Il faut remarquer que le Coran, évoquant cette conquête de Canaan par les Hébreux, ne la met pas en question, il s'offre plutôt de les critiquer sur le mode : ils ont bien failli ne pas y aller ; ils ont bien failli une fois de plus trahir l'appel divin… Ajoutons qu’à ces époques, et parfois même plus récemment, quand une terre est disputée entre deux peuples, c'est le plus fort qui l'emporte.
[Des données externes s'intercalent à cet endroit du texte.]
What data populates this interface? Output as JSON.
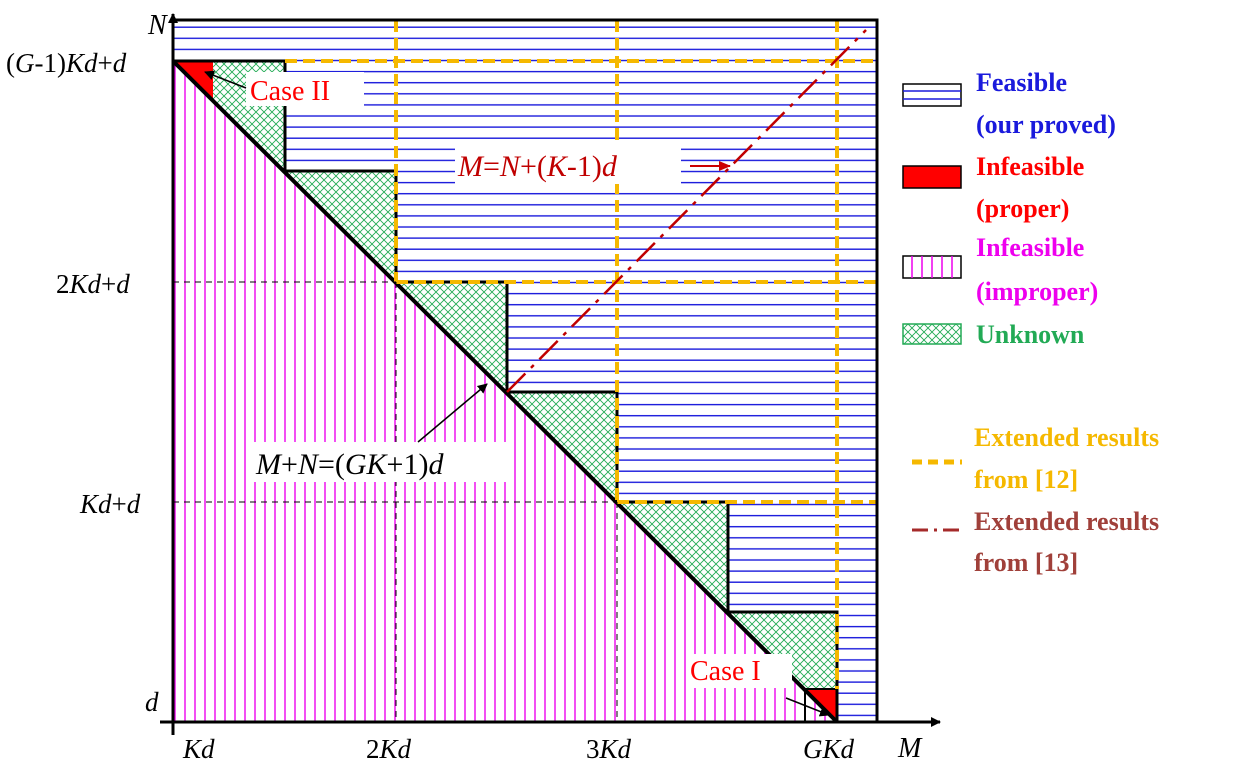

Et les Hébreux furent les plus forts dans cette bataille assez longue, ils ont pu, sur cette terre là, inscrire leur histoire non seulement passée mais présente et future.
Au chapitre 34, le texte décrit la frontière de la terre qui revient aux Hébreux. Il suit son tracé comme s'il suivait un être vivant qui monte, descend, tourne à droite, revient et repart, etc. Puis il donne les noms des hommes qui, pour chaque tribu, prennent possession de l'héritage.
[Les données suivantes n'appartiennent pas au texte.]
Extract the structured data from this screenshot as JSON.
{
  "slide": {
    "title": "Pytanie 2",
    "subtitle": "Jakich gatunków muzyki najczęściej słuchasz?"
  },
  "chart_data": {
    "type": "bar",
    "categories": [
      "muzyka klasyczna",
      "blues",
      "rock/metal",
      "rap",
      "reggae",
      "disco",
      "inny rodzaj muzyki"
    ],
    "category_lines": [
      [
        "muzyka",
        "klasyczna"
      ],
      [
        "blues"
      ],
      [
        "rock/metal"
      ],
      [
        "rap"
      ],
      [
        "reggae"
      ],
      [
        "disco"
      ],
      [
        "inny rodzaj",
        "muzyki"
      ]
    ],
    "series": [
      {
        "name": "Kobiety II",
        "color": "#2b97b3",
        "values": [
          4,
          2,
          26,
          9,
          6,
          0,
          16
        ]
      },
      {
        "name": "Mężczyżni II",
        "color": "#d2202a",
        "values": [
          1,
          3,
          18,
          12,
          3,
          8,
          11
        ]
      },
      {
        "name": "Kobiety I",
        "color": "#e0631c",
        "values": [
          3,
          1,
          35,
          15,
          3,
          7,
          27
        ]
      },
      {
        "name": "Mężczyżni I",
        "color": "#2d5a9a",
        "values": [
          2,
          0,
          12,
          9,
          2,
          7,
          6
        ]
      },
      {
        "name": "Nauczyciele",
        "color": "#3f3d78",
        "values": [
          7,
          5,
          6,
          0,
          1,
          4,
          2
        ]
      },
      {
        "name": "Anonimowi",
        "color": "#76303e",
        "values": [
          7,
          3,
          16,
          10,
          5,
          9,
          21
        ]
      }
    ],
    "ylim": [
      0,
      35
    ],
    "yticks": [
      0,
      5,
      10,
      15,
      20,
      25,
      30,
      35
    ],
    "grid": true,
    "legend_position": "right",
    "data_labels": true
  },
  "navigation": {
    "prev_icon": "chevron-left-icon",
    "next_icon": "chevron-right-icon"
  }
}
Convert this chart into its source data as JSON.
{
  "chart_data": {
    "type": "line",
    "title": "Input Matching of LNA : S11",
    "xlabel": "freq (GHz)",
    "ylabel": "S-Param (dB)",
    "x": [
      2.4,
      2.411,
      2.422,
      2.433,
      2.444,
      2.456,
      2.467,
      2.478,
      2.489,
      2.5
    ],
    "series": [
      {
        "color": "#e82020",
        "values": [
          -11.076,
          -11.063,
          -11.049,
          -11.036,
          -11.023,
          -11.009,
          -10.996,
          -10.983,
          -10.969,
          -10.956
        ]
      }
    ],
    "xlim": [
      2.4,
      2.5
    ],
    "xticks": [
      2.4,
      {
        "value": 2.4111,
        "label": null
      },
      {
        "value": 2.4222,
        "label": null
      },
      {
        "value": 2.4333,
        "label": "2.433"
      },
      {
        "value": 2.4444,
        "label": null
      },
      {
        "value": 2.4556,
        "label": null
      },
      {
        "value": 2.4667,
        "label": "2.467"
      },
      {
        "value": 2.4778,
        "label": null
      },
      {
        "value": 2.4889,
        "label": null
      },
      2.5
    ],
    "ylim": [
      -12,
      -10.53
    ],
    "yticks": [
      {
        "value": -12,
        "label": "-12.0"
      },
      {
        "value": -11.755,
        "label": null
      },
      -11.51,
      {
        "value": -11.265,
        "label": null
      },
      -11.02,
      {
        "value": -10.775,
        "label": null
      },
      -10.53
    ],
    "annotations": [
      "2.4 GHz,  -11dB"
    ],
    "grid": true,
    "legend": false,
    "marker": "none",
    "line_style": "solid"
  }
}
Donc, noms des lieux où ils sont passés, noms des lieux où passera la frontière, noms des hommes qui reçoivent la terre pour leurs tribus, et rejet des occupants naturels, pour que soit tenue la Promesse. Il y aurait, dans l’appel à faire table rase, comme un symbole : s’il faut ancrer un nouveau rapport à l’être, l’altérité de l’être devrait suffire ; pas besoin d’ « autres » qui la refusent ou qui n’en ont aucune idée.
Le chapitre suivant attribue, non pas un territoire mais des villes aux Lévites, des villes avec leurs faubourgs pour leurs troupeaux. Parmi elles, six villes-refuges, où des meurtriers par inadvertance peuvent se réfugier pour attendre leur procès, et être ainsi protégés du « sauveur de sang », du parent de la victime qui, selon les coutumes de l'époque, devait la venger. Il est remarquable que le mot employé pour refuge soit aujourd'hui utilisé, en Israël, pour désigner les abris en cas de tir de missiles sur la population, ce qui peut être assez fréquent. De sorte que toutes les villes d'Israël sont des villes (comportant des) refuges. Mais autrefois, les villes-refuges étaient des lieux où s'exilait celui qui a donné la mort sans intention. Car pour celui qui l’a donnée sciemment, il n'y a pas de pardon, seul son sang peut laver celui qu’il a fait couler, et qui a souillé la terre. Une étrange condition est ajoutée : ce meurtrier doit rester dans la ville-refuge jusqu’à la mort du grand prêtre. Autrement dit, même si son crime n'a pas été prémédité, il est puni d'un exil jusqu'à ce qu'on change de grand prêtre, jusqu'à ce que l'instance qui organise les expiations se renouvelle.
Puis on revient sur la question des filles qui héritent de leur père. Le texte leur enjoint de prendre leur époux dans une famille de la tribu paternelle. En somme, si la fille est seule à représenter le nom du père, elle ne doit pas l'effacer en épousant un homme d'une autre tribu que celle du père. Une fois de plus, la pulsion sexuelle ne doit pas effacer le repère symbolique, mais doit plutôt s'allier à lui pour maintenir la transmission. C'est ainsi, le corps et l’âme doivent s'unir pour faire vivre une transmission qui soit humaine et inspirée, c'est-à-dire branchée sur le rapport à l’être.